Fires serve up stark lesson on planet's fate
More scorching summers, devastating floods on way, climate experts say
The summer wildfires that tore across many parts of the world may have shocked millions with their intensity, but there's worse to come according to scientists placing the blame on climate change.
In southern Europe, scorching heat and drought ushered in the fires that devastated forests and destroyed homes in countries such as Greece, Italy, Turkey and France. Surrounding regions also burned. And where the flames didn't reach, the floodwaters sometimes did.
In Sicily, the mercury hit a European record 48.8 C, which, if confirmed by the World Meteorological Organization, will surpass the 48 C logged in Athens in 1977.
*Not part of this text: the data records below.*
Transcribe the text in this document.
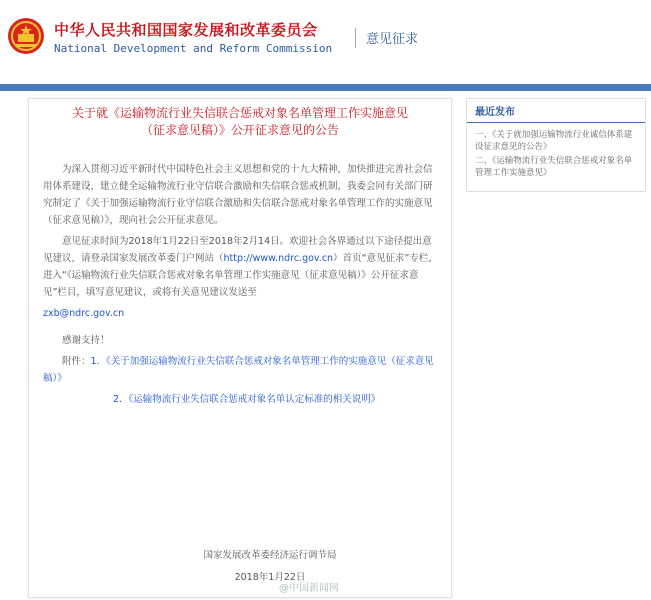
中华人民共和国国家发展和改革委员会
National Development and Reform Commission
意见征求
关于就《运输物流行业失信联合惩戒对象名单管理工作实施意见
（征求意见稿）》公开征求意见的公告

为深入贯彻习近平新时代中国特色社会主义思想和党的十九大精神，加快推进完善社会信用体系建设，建立健全运输物流行业守信联合激励和失信联合惩戒机制，我委会同有关部门研究制定了《关于加强运输物流行业守信联合激励和失信联合惩戒对象名单管理工作的实施意见（征求意见稿）》，现向社会公开征求意见。

意见征求时间为2018年1月22日至2018年2月14日。欢迎社会各界通过以下途径提出意见建议，请登录国家发展改革委门户网站（http://www.ndrc.gov.cn）首页“意见征求”专栏，进入“《运输物流行业失信联合惩戒对象名单管理工作实施意见（征求意见稿）》公开征求意见”栏目，填写意见建议，或将有关意见建议发送至

zxb@ndrc.gov.cn

感谢支持！

附件：1．《关于加强运输物流行业失信联合惩戒对象名单管理工作的实施意见（征求意见稿）》
2．《运输物流行业失信联合惩戒对象名单认定标准的相关说明》
国家发展改革委经济运行调节局
2018年1月22日
@中国新闻网
最近发布
一、《关于就加强运输物流行业诚信体系建设征求意见的公告》
二、《运输物流行业失信联合惩戒对象名单管理工作实施意见》
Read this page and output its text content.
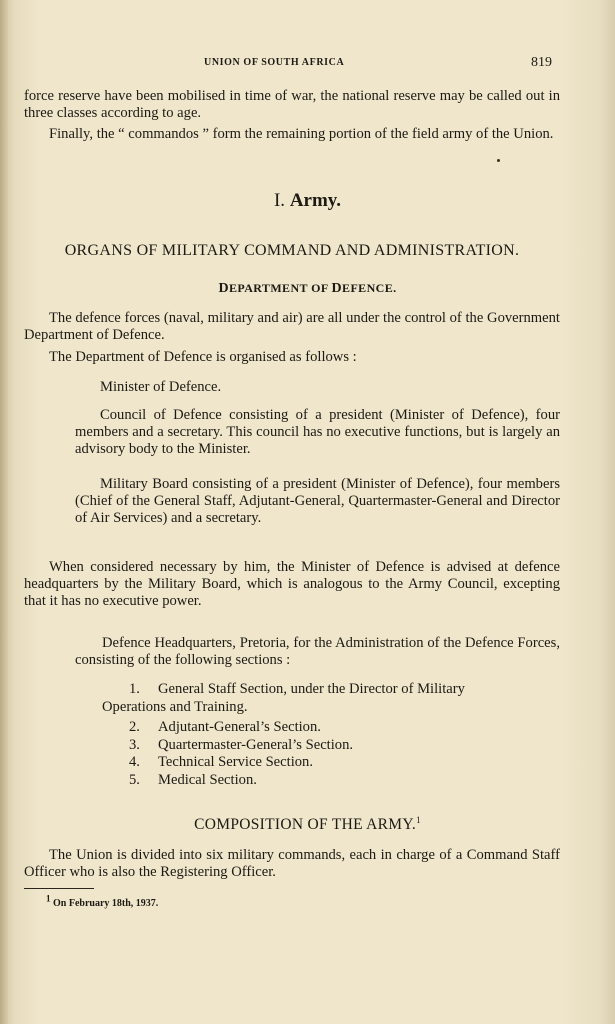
UNION OF SOUTH AFRICA	819
force reserve have been mobilised in time of war, the national reserve may be called out in three classes according to age.
Finally, the “ commandos ” form the remaining portion of the field army of the Union.
I. Army.
ORGANS OF MILITARY COMMAND AND ADMINISTRATION.
DEPARTMENT OF DEFENCE.
The defence forces (naval, military and air) are all under the control of the Government Department of Defence.
The Department of Defence is organised as follows :
Minister of Defence.
Council of Defence consisting of a president (Minister of Defence), four members and a secretary. This council has no executive functions, but is largely an advisory body to the Minister.
Military Board consisting of a president (Minister of Defence), four members (Chief of the General Staff, Adjutant-General, Quartermaster-General and Director of Air Services) and a secretary.
When considered necessary by him, the Minister of Defence is advised at defence headquarters by the Military Board, which is analogous to the Army Council, excepting that it has no executive power.
Defence Headquarters, Pretoria, for the Administration of the Defence Forces, consisting of the following sections :
1.	General Staff Section, under the Director of Military
Operations and Training.
2.	Adjutant-General’s Section.
3.	Quartermaster-General’s Section.
4.	Technical Service Section.
5.	Medical Section.
COMPOSITION OF THE ARMY.$^1$
The Union is divided into six military commands, each in charge of a Command Staff Officer who is also the Registering Officer.
1 On February 18th, 1937.
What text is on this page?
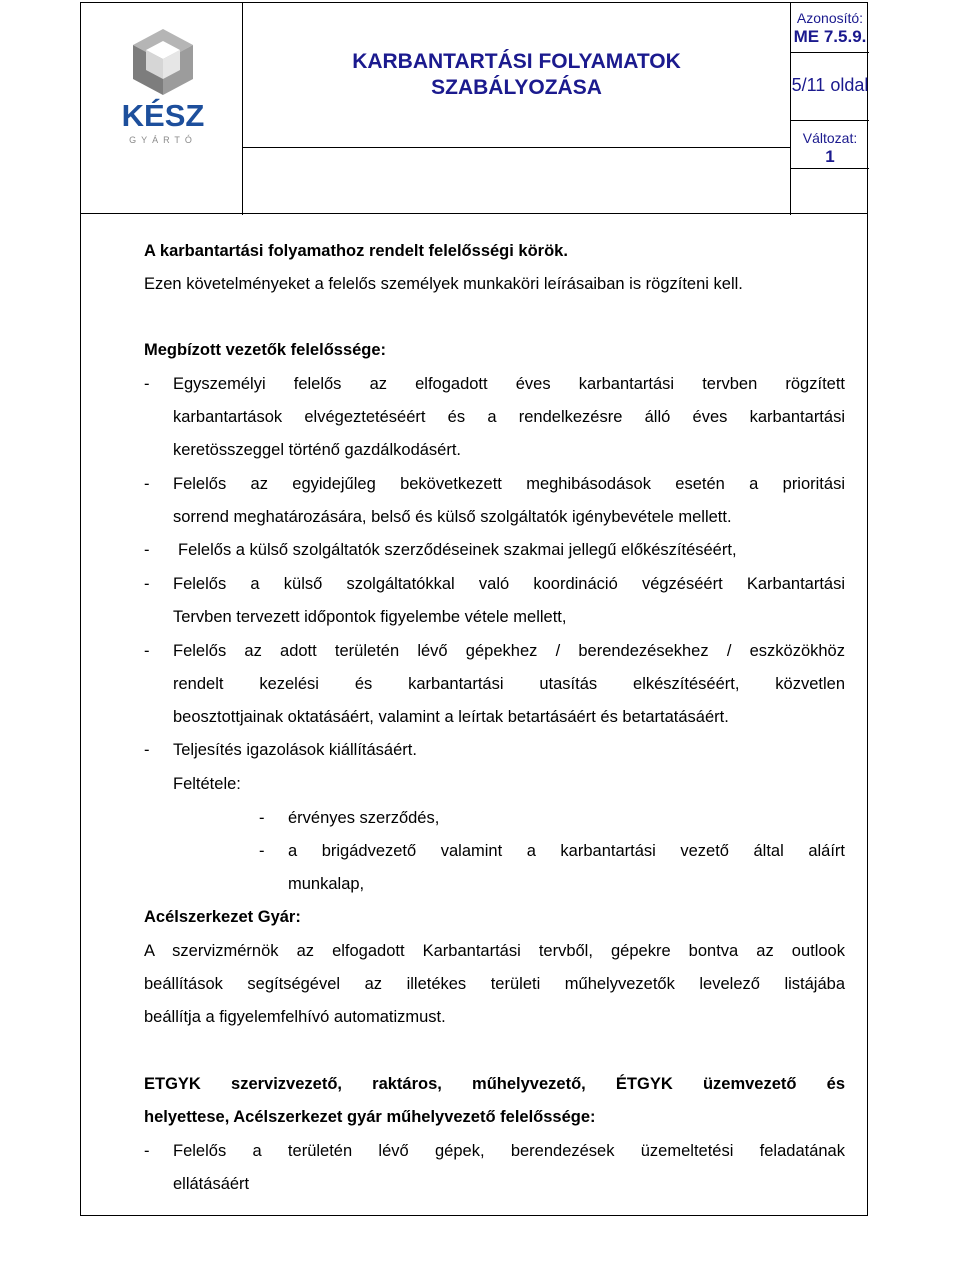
KÉSZ
GYÁRTÓ
KARBANTARTÁSI FOLYAMATOK
SZABÁLYOZÁSA
Azonosító:
ME 7.5.9.
5/11 oldal
Változat:
1
A karbantartási folyamathoz rendelt felelősségi körök.
Ezen követelményeket a felelős személyek munkaköri leírásaiban is rögzíteni kell.
Megbízott vezetők felelőssége:
- Egyszemélyi felelős az elfogadott éves karbantartási tervben rögzített
karbantartások elvégeztetéséért és a rendelkezésre álló éves karbantartási
keretösszeggel történő gazdálkodásért.
- Felelős az egyidejűleg bekövetkezett meghibásodások esetén a prioritási
sorrend meghatározására, belső és külső szolgáltatók igénybevétele mellett.
- Felelős a külső szolgáltatók szerződéseinek szakmai jellegű előkészítéséért,
- Felelős a külső szolgáltatókkal való koordináció végzéséért Karbantartási
Tervben tervezett időpontok figyelembe vétele mellett,
- Felelős az adott területén lévő gépekhez / berendezésekhez / eszközökhöz
rendelt kezelési és karbantartási utasítás elkészítéséért, közvetlen
beosztottjainak oktatásáért, valamint a leírtak betartásáért és betartatásáért.
- Teljesítés igazolások kiállításáért.
Feltétele:
- érvényes szerződés,
- a brigádvezető valamint a karbantartási vezető által aláírt
munkalap,
Acélszerkezet Gyár:
A szervizmérnök az elfogadott Karbantartási tervből, gépekre bontva az outlook
beállítások segítségével az illetékes területi műhelyvezetők levelező listájába
beállítja a figyelemfelhívó automatizmust.
ETGYK szervizvezető, raktáros, műhelyvezető, ÉTGYK üzemvezető és
helyettese, Acélszerkezet gyár műhelyvezető felelőssége:
- Felelős a területén lévő gépek, berendezések üzemeltetési feladatának
ellátásáért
Experts say the intense heat waves and fires are linked to climate change and that extreme weather-including floods-will only get worse in the coming years.
"Our carbon emissions have caused global heating and that has changed weather patterns, making these extremes more intense and more frequent," said Deirdre McKay, professor of sustainable development at Keele University in Staffordshire in the United Kingdom.
"So, in the northern hemisphere, in the summer, we are seeing these persistent heat domes, like the one that has been stuck over the northwestern United States and Canada."
A heat dome is an area of high pressure that stays over a large part of a region for days or even weeks, trapping very warm air underneath.
McKay noted that a heat dome had also appeared over Europe.
While August is normally hot and dry in the Mediterranean region, the World Meteorological Organization said the temperatures in the summer were extreme.
"The reason you get heat domes is ocean warming over the previous winter," said McKay, adding that heat domes are fairly common in temperate zones but they're getting more regular and more intense.
A heat dome over Greece, Italy and Turkey was responsible for many of the wildfires last month, she said.
"That's because the jet stream in the atmosphere shifts seasonally and right now it's dipped south across Western Europe. That dip created a ridge of high pressure over the southeast of Europe," she said.
"Warm air moving up from the Sahara which is carrying dust has contributed to a big hot air mass that's been parked over southeast Europe, making the temperature 10 to 15 C hotter than average."
This year, some of the heat waves are unprecedented in parts of the Northern Hemisphere, including the Canadian province of British Columbia that saw a record temperature of 49.6 C.
Peter Stott, the lead on climate attribution of the Meteorological Office, the United Kingdom's National Weather Service, predicts even higher temperatures to come.
Extreme temperatures
"The chances each summer of seeing really extreme temperatures are pretty high now," Stott said. "We can't say exactly when it is likely to happen, but Europe will need to prepare for the eventuality of further records being broken with temperatures above 50 C being possible in Europe in future, most likely close to the Mediterranean where the influence of hot air from North Africa is strongest."
The global temperature is around 1.1 degrees above the 1850-1900 preindustrial period level, but some regions have seen average temperatures increase by greater amounts.
Climate change has also driven heavy rainfall and flooding, wreaking havoc in parts of Europe.
The World Meteorological Organization said climate change has made extreme rainfall events similar to those in July that led to floods in Germany, Belgium, the Netherlands and Luxembourg between 1.2 and 9 times more likely to happen.
That's according to a study by an international team of climate scientists, World Weather Attribution group, which also found that such downpours in the region are now 3 to 19 percent heavier because of human-caused warming.
Some 220 people were killed in the floods in Belgium and Germany when extreme rainfall hit Western Europe. More than 90 millimeters of rain was recorded in a single day around the Ahr and Erft rivers in Germany.
"These floods have shown us that even developed countries are not safe from severe impacts of extreme weather that we have seen and known to get worse with climate change," said Friederike Otto, associate director of Environmental Change Institute at the University of Oxford and co-lead of the World Weather Attribution group. "This is an urgent global challenge and we need to step up to it. The science is clear and has been for years."
McKay said extreme weather conditions combined with large areas of intensely human modified landscapes had contributed to the flooding in Europe.
"You have more paving and that means greater volumes of runoffs in extreme rainfall events," she said. "That's because there is just less exposed soil or vegetation to absorb the water. In some places you have rain that's falling on uplands which are already suffering from deforestation."